The Hybrid Architecture

In practice, I don’t use the GNN in isolation. The production system is a hybrid - the GNN maintains the persistent client context graph and retrieves relevant subgraphs, which get serialized and included in the LLM’s prompt as structured context. The LLM generates the natural language advisory response; the GNN makes sure it has the right context to work with.

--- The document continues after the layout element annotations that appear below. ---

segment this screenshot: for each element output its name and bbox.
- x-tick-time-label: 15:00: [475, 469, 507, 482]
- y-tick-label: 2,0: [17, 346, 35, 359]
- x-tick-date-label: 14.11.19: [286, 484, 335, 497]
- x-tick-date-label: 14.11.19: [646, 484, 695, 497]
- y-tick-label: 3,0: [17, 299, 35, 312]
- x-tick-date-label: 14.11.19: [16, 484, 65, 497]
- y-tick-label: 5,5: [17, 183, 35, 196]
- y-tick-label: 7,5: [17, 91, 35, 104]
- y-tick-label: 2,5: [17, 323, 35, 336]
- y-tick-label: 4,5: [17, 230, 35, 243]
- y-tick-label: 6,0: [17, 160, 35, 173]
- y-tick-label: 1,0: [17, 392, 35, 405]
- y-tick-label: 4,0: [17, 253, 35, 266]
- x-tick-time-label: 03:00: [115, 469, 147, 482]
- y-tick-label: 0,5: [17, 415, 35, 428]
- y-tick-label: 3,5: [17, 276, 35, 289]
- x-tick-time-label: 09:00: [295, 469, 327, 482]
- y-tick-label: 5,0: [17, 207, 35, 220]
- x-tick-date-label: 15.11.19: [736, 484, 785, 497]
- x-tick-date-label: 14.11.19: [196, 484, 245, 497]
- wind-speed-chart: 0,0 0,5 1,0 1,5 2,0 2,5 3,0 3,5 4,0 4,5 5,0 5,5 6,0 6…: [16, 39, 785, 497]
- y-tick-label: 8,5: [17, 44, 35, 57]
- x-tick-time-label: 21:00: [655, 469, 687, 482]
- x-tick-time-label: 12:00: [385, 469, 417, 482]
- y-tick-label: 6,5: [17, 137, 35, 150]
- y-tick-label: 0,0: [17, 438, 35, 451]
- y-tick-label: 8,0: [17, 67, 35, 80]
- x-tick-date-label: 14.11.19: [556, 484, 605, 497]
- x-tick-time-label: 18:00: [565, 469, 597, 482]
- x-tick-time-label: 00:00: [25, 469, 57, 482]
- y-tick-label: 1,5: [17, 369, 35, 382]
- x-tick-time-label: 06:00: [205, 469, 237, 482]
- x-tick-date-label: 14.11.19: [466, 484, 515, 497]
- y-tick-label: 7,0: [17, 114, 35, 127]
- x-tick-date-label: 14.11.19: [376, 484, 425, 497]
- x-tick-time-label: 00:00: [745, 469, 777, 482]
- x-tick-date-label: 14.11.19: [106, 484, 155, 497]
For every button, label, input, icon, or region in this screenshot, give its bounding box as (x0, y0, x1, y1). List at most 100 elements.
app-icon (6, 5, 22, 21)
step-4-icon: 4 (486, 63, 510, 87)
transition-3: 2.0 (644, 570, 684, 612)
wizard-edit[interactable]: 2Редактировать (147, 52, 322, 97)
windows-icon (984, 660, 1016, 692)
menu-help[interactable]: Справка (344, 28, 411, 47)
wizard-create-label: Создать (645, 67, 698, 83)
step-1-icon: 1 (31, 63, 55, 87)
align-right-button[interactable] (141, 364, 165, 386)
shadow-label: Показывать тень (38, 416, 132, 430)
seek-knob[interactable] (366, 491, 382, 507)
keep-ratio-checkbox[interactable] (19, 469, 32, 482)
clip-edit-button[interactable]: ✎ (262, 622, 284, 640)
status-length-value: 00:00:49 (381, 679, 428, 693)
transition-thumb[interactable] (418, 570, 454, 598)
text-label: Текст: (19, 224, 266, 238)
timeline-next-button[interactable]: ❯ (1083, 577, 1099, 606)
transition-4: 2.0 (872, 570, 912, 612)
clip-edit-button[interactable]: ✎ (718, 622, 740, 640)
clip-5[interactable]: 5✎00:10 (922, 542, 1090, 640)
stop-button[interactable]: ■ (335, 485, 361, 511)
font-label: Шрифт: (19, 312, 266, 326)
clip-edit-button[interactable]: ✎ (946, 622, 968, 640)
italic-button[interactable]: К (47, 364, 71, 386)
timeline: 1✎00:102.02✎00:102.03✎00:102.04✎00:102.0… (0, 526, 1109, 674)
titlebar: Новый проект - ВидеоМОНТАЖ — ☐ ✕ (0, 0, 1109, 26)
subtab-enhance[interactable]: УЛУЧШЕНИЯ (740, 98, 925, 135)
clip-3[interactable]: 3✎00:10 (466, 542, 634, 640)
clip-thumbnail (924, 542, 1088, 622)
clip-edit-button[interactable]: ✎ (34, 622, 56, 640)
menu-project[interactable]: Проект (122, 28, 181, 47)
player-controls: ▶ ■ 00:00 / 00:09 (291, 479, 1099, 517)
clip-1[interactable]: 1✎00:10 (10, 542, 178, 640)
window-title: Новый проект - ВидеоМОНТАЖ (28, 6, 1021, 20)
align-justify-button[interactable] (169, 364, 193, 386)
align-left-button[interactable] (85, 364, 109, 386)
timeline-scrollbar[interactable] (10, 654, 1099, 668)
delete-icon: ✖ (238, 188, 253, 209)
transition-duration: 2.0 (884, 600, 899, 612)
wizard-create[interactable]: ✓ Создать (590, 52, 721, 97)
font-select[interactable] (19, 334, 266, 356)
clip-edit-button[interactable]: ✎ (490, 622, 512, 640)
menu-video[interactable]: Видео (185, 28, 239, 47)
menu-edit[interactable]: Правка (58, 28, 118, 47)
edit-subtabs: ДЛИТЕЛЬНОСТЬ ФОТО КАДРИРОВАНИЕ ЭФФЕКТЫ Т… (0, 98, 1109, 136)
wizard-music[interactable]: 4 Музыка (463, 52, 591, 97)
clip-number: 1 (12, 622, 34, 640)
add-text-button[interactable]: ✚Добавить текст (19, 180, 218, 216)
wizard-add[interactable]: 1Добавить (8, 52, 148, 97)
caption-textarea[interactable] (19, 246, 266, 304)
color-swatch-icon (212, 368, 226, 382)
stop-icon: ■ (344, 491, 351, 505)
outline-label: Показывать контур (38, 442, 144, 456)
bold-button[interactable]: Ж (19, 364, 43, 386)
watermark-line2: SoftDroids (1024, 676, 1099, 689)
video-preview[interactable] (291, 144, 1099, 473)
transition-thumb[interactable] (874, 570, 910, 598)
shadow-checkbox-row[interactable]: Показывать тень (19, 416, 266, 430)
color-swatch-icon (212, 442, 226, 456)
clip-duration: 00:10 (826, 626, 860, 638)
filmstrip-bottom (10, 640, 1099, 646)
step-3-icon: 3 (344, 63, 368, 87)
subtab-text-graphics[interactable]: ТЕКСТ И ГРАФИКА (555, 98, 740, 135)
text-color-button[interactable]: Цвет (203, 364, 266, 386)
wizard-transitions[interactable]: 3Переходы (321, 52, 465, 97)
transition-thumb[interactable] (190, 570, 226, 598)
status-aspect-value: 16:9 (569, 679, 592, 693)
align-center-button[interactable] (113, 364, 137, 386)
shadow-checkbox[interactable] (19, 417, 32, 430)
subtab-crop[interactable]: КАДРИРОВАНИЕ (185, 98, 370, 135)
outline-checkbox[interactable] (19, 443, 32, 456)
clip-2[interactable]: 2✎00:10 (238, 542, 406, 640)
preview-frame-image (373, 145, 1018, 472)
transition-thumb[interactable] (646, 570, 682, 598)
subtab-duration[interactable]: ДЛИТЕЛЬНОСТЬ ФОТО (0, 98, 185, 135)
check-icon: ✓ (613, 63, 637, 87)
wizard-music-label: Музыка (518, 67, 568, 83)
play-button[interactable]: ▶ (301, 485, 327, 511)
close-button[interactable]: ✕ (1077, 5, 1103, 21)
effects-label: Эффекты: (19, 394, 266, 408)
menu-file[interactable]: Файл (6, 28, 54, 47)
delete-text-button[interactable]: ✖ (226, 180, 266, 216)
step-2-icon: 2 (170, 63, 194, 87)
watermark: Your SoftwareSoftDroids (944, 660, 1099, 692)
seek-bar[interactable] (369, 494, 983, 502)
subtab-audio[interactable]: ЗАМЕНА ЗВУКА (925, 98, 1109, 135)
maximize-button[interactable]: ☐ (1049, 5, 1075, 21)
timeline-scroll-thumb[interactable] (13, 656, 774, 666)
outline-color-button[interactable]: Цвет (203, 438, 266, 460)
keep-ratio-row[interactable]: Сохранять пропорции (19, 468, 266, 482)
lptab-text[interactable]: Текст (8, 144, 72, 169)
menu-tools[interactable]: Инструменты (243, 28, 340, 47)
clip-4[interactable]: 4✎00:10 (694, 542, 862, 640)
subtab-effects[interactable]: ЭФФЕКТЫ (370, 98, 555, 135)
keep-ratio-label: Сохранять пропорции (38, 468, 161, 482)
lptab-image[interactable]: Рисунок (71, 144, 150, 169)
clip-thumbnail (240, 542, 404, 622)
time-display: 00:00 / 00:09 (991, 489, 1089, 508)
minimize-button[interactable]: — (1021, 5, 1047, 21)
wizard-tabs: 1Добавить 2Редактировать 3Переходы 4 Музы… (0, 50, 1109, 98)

This separation matters. LLMs are great at natural language generation, reasoning over provided context, and handling novel queries. GNNs are great at maintaining structured state, propagating constraint updates, and retrieving relevant subgraphs efficiently. Asking either to do the other’s job produces worse results.

So the flow is: conversation turn arrives, GNN identifies the relevant subgraph (45ms), nodes and edges get serialized into structured context, and the LLM generates a response grounded in that context. When new information comes in - a new life event, an updated portfolio value, a changed risk preference - the graph updates incrementally and the GNN propagates implications through message passing. No need to reprocess the entire history.

When Not to Use GNNs

To be fair about the limitations: if your financial application is primarily about analyzing documents (earnings calls, filings, research reports), transformers are the right choice. If you’re building a chatbot for retail banking FAQ, you don’t need a GNN. The graph approach pays off specifically when you have persistent entity relationships that evolve over time and constrain each other. Which is exactly what financial advisory is.

The broader point is about matching architecture to data structure, not chasing what’s trending on arXiv. Financial advisory data is a graph. Represent it as one.